The global financial crisis triggered by the subprime mortgage fiasco in the United States has not only caused the credit crunch but it has also shrunk demand, thus greatly harming the real economy. At a time when major economies face the danger of simultaneous recessions, leaders from the Asia-Pacific Economic Cooperation (APEC) forum, in Lima, issued a special statement that said partly: “We are committed to reach agreement on modalities next month on the basis of progress made to date” on the seven-year-old trade liberalization talks under the World Trade Organization.
The leaders agreed that they would “direct our ministers to meet in Geneva in December to achieve that objective.” Prime Minister Taro Aso should be aware of Japan’s responsibility in the trade talks as the world’s No. 2 economy.
The statement is a timely and welcome commitment from the leaders of the 21 APEC economies, which account for half of the world’s economic output. It shows their awareness of the bitter lesson of the 1930s. Each country set up high trade barriers to protect its industries, leading to a sharp decrease in world trade, which in turn deepened the Great Depression.

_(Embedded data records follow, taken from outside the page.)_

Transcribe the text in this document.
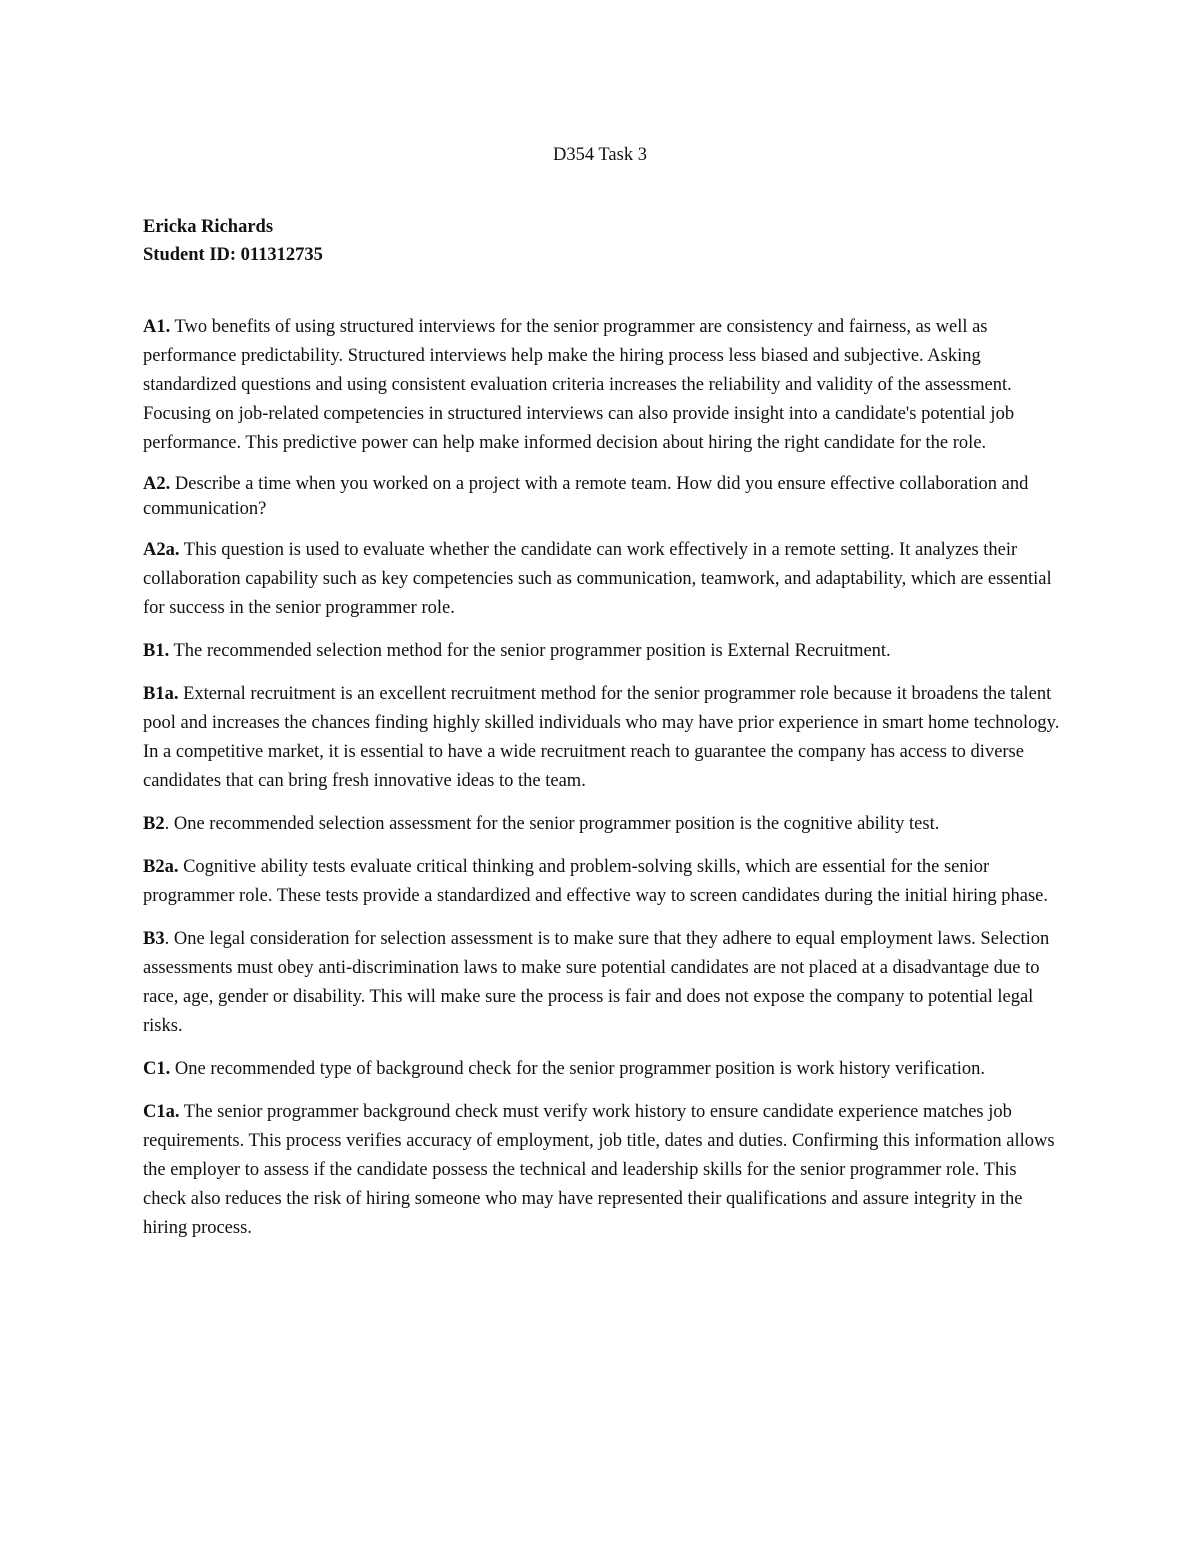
D354 Task 3

Ericka Richards

Student ID: 011312735

A1. Two benefits of using structured interviews for the senior programmer are consistency and fairness, as well as performance predictability. Structured interviews help make the hiring process less biased and subjective. Asking standardized questions and using consistent evaluation criteria increases the reliability and validity of the assessment. Focusing on job-related competencies in structured interviews can also provide insight into a candidate's potential job performance. This predictive power can help make informed decision about hiring the right candidate for the role.

A2. Describe a time when you worked on a project with a remote team. How did you ensure effective collaboration and communication?

A2a. This question is used to evaluate whether the candidate can work effectively in a remote setting. It analyzes their collaboration capability such as key competencies such as communication, teamwork, and adaptability, which are essential for success in the senior programmer role.

B1. The recommended selection method for the senior programmer position is External Recruitment.

B1a. External recruitment is an excellent recruitment method for the senior programmer role because it broadens the talent pool and increases the chances finding highly skilled individuals who may have prior experience in smart home technology. In a competitive market, it is essential to have a wide recruitment reach to guarantee the company has access to diverse candidates that can bring fresh innovative ideas to the team.

B2. One recommended selection assessment for the senior programmer position is the cognitive ability test.

B2a. Cognitive ability tests evaluate critical thinking and problem-solving skills, which are essential for the senior programmer role. These tests provide a standardized and effective way to screen candidates during the initial hiring phase.

B3. One legal consideration for selection assessment is to make sure that they adhere to equal employment laws. Selection assessments must obey anti-discrimination laws to make sure potential candidates are not placed at a disadvantage due to race, age, gender or disability. This will make sure the process is fair and does not expose the company to potential legal risks.

C1. One recommended type of background check for the senior programmer position is work history verification.

C1a. The senior programmer background check must verify work history to ensure candidate experience matches job requirements. This process verifies accuracy of employment, job title, dates and duties. Confirming this information allows the employer to assess if the candidate possess the technical and leadership skills for the senior programmer role. This check also reduces the risk of hiring someone who may have represented their qualifications and assure integrity in the hiring process.
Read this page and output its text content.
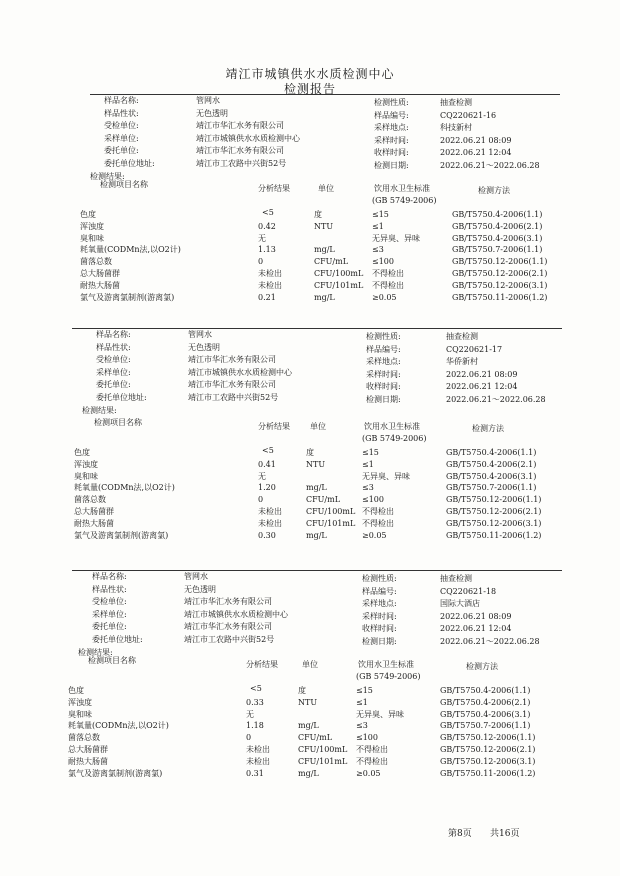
靖江市城镇供水水质检测中心
检测报告
样品名称:	管网水
样品性状:	无色透明
受检单位:	靖江市华汇水务有限公司
采样单位:	靖江市城镇供水水质检测中心
委托单位:	靖江市华汇水务有限公司
委托单位地址:	靖江市工农路中兴街52号
检测性质:	抽查检测
样品编号:	CQ220621-16
采样地点:	科技新村
采样时间:	2022.06.21 08:09
收样时间:	2022.06.21 12:04
检测日期:	2022.06.21～2022.06.28
检测结果:
检测项目名称	分析结果	单位	饮用水卫生标准
(GB 5749-2006)
检测方法
色度	<5	度	≤15	GB/T5750.4-2006(1.1)
浑浊度	0.42	NTU	≤1	GB/T5750.4-2006(2.1)
臭和味	无	无异臭、异味	GB/T5750.4-2006(3.1)
耗氧量(CODMn法,以O2计)	1.13	mg/L	≤3	GB/T5750.7-2006(1.1)
菌落总数	0	CFU/mL	≤100	GB/T5750.12-2006(1.1)
总大肠菌群	未检出	CFU/100mL 不得检出	GB/T5750.12-2006(2.1)
耐热大肠菌	未检出	CFU/101mL 不得检出	GB/T5750.12-2006(3.1)
氯气及游离氯制剂(游离氯)	0.21	mg/L	≥0.05	GB/T5750.11-2006(1.2)
样品名称:	管网水
样品性状:	无色透明
受检单位:	靖江市华汇水务有限公司
采样单位:	靖江市城镇供水水质检测中心
委托单位:	靖江市华汇水务有限公司
委托单位地址:	靖江市工农路中兴街52号
检测性质:	抽查检测
样品编号:	CQ220621-17
采样地点:	华侨新村
采样时间:	2022.06.21 08:09
收样时间:	2022.06.21 12:04
检测日期:	2022.06.21～2022.06.28
检测结果:
检测项目名称	分析结果	单位	饮用水卫生标准
(GB 5749-2006)
检测方法
色度	<5	度	≤15	GB/T5750.4-2006(1.1)
浑浊度	0.41	NTU	≤1	GB/T5750.4-2006(2.1)
臭和味	无	无异臭、异味	GB/T5750.4-2006(3.1)
耗氧量(CODMn法,以O2计)	1.20	mg/L	≤3	GB/T5750.7-2006(1.1)
菌落总数	0	CFU/mL	≤100	GB/T5750.12-2006(1.1)
总大肠菌群	未检出	CFU/100mL 不得检出	GB/T5750.12-2006(2.1)
耐热大肠菌	未检出	CFU/101mL 不得检出	GB/T5750.12-2006(3.1)
氯气及游离氯制剂(游离氯)	0.30	mg/L	≥0.05	GB/T5750.11-2006(1.2)
样品名称:	管网水
样品性状:	无色透明
受检单位:	靖江市华汇水务有限公司
采样单位:	靖江市城镇供水水质检测中心
委托单位:	靖江市华汇水务有限公司
委托单位地址:	靖江市工农路中兴街52号
检测性质:	抽查检测
样品编号:	CQ220621-18
采样地点:	国际大酒店
采样时间:	2022.06.21 08:09
收样时间:	2022.06.21 12:04
检测日期:	2022.06.21～2022.06.28
检测结果:
检测项目名称	分析结果	单位	饮用水卫生标准
(GB 5749-2006)
检测方法
色度	<5	度	≤15	GB/T5750.4-2006(1.1)
浑浊度	0.33	NTU	≤1	GB/T5750.4-2006(2.1)
臭和味	无	无异臭、异味	GB/T5750.4-2006(3.1)
耗氧量(CODMn法,以O2计)	1.18	mg/L	≤3	GB/T5750.7-2006(1.1)
菌落总数	0	CFU/mL	≤100	GB/T5750.12-2006(1.1)
总大肠菌群	未检出	CFU/100mL 不得检出	GB/T5750.12-2006(2.1)
耐热大肠菌	未检出	CFU/101mL 不得检出	GB/T5750.12-2006(3.1)
氯气及游离氯制剂(游离氯)	0.31	mg/L	≥0.05	GB/T5750.11-2006(1.2)
第8页 共16页
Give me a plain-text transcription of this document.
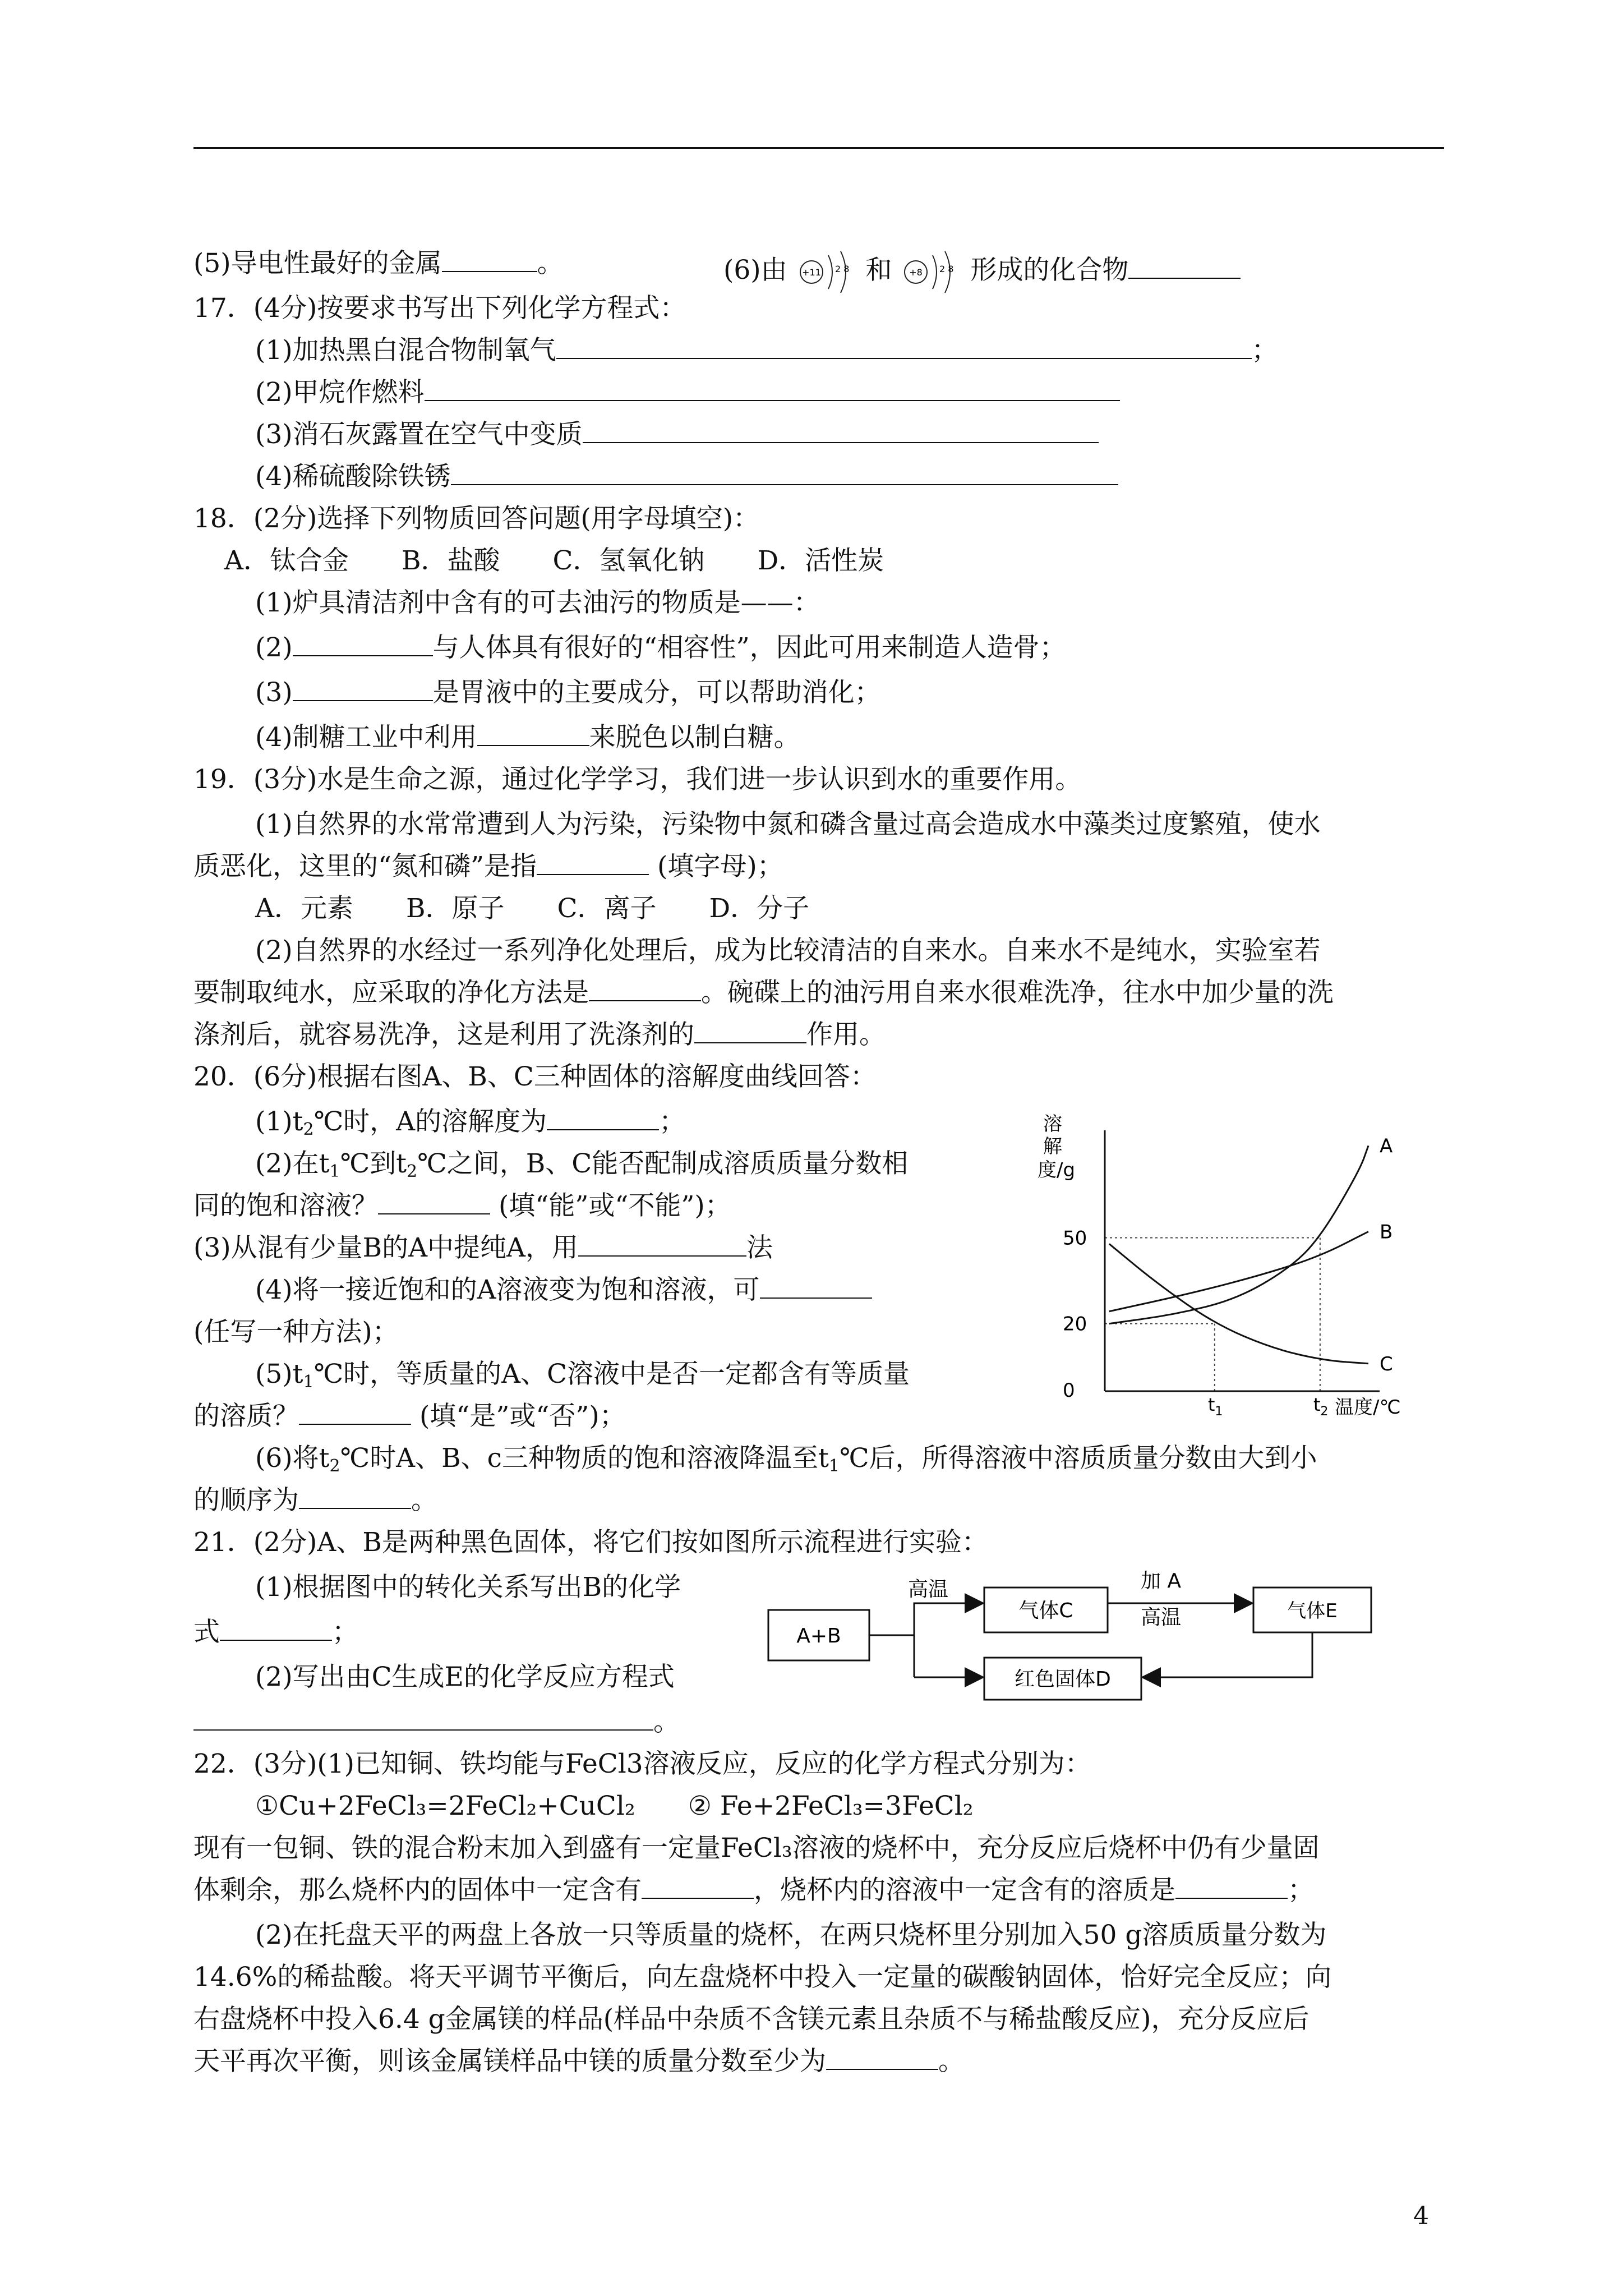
(5)导电性最好的金属	。	(6)由 +11 2 8 和 +8 2 8 形成的化合物
17．(4分)按要求书写出下列化学方程式：
(1)加热黑白混合物制氧气	；
(2)甲烷作燃料
(3)消石灰露置在空气中变质
(4)稀硫酸除铁锈
18．(2分)选择下列物质回答问题(用字母填空)：
A．钛合金　　B．盐酸　　C．氢氧化钠　　D．活性炭
(1)炉具清洁剂中含有的可去油污的物质是——：
(2)	与人体具有很好的“相容性”，因此可用来制造人造骨；
(3)	是胃液中的主要成分，可以帮助消化；
(4)制糖工业中利用	来脱色以制白糖。
19．(3分)水是生命之源，通过化学学习，我们进一步认识到水的重要作用。
(1)自然界的水常常遭到人为污染，污染物中氮和磷含量过高会造成水中藻类过度繁殖，使水
质恶化，这里的“氮和磷”是指	(填字母)；
A．元素　　B．原子　　C．离子　　D．分子
(2)自然界的水经过一系列净化处理后，成为比较清洁的自来水。自来水不是纯水，实验室若
要制取纯水，应采取的净化方法是	。碗碟上的油污用自来水很难洗净，往水中加少量的洗
涤剂后，就容易洗净，这是利用了洗涤剂的	作用。
20．(6分)根据右图A、B、C三种固体的溶解度曲线回答：
$(1)t_2℃$时，A的溶解度为	；
(2)在$t_1℃$到$t_2℃$之间，B、C能否配制成溶质质量分数相
同的饱和溶液？	(填“能”或“不能”)；
(3)从混有少量B的A中提纯A，用	法
(4)将一接近饱和的A溶液变为饱和溶液，可
(任写一种方法)；
$(5)t_1℃$时，等质量的A、C溶液中是否一定都含有等质量
的溶质？	(填“是”或“否”)；
(6)将$t_2℃$时A、B、c三种物质的饱和溶液降温至$t_1℃$后，所得溶液中溶质质量分数由大到小
的顺序为	。
溶
解
度/g
温度/℃
0
20
50
$t_1$	$t_2$
A
B
C
21．(2分)A、B是两种黑色固体，将它们按如图所示流程进行实验：
(1)根据图中的转化关系写出B的化学
式	；
(2)写出由C生成E的化学反应方程式
。
A+B
气体C	气体E
红色固体D
高温	加 A
高温
22．(3分)(1)已知铜、铁均能与FeCl3溶液反应，反应的化学方程式分别为：
①Cu+2FeCl₃=2FeCl₂+CuCl₂　　 ② Fe+2FeCl₃=3FeCl₂
现有一包铜、铁的混合粉末加入到盛有一定量FeCl₃溶液的烧杯中，充分反应后烧杯中仍有少量固
体剩余，那么烧杯内的固体中一定含有	，烧杯内的溶液中一定含有的溶质是	；
(2)在托盘天平的两盘上各放一只等质量的烧杯，在两只烧杯里分别加入50 g溶质质量分数为
14.6%的稀盐酸。将天平调节平衡后，向左盘烧杯中投入一定量的碳酸钠固体，恰好完全反应；向
右盘烧杯中投入6.4 g金属镁的样品(样品中杂质不含镁元素且杂质不与稀盐酸反应)，充分反应后
天平再次平衡，则该金属镁样品中镁的质量分数至少为	。
4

The Doha round of trade talks collapsed in July due to a conflict between the United States, and China and India, over safeguard measures for restricting agricultural imports. APEC leaders’ leadership will be especially important in striking a framework for a deal in the trade talks by yearend.
Although Japan needs to solve issues related to the agricultural sector, Mr. Aso should take necessary actions immediately so that the talks will come to a successful conclusion. He needs to issue a clear signal that Japan is truly serious about the WTO talks.
Japan will have to accept large cuts in its tariffs on agricultural imports against strong resistance from domestic farmers. The government needs to consider how to overcome pains caused by the trade talks while strengthening Japan’s farm sector. These cannot be achieved without strong political will and ingenuity.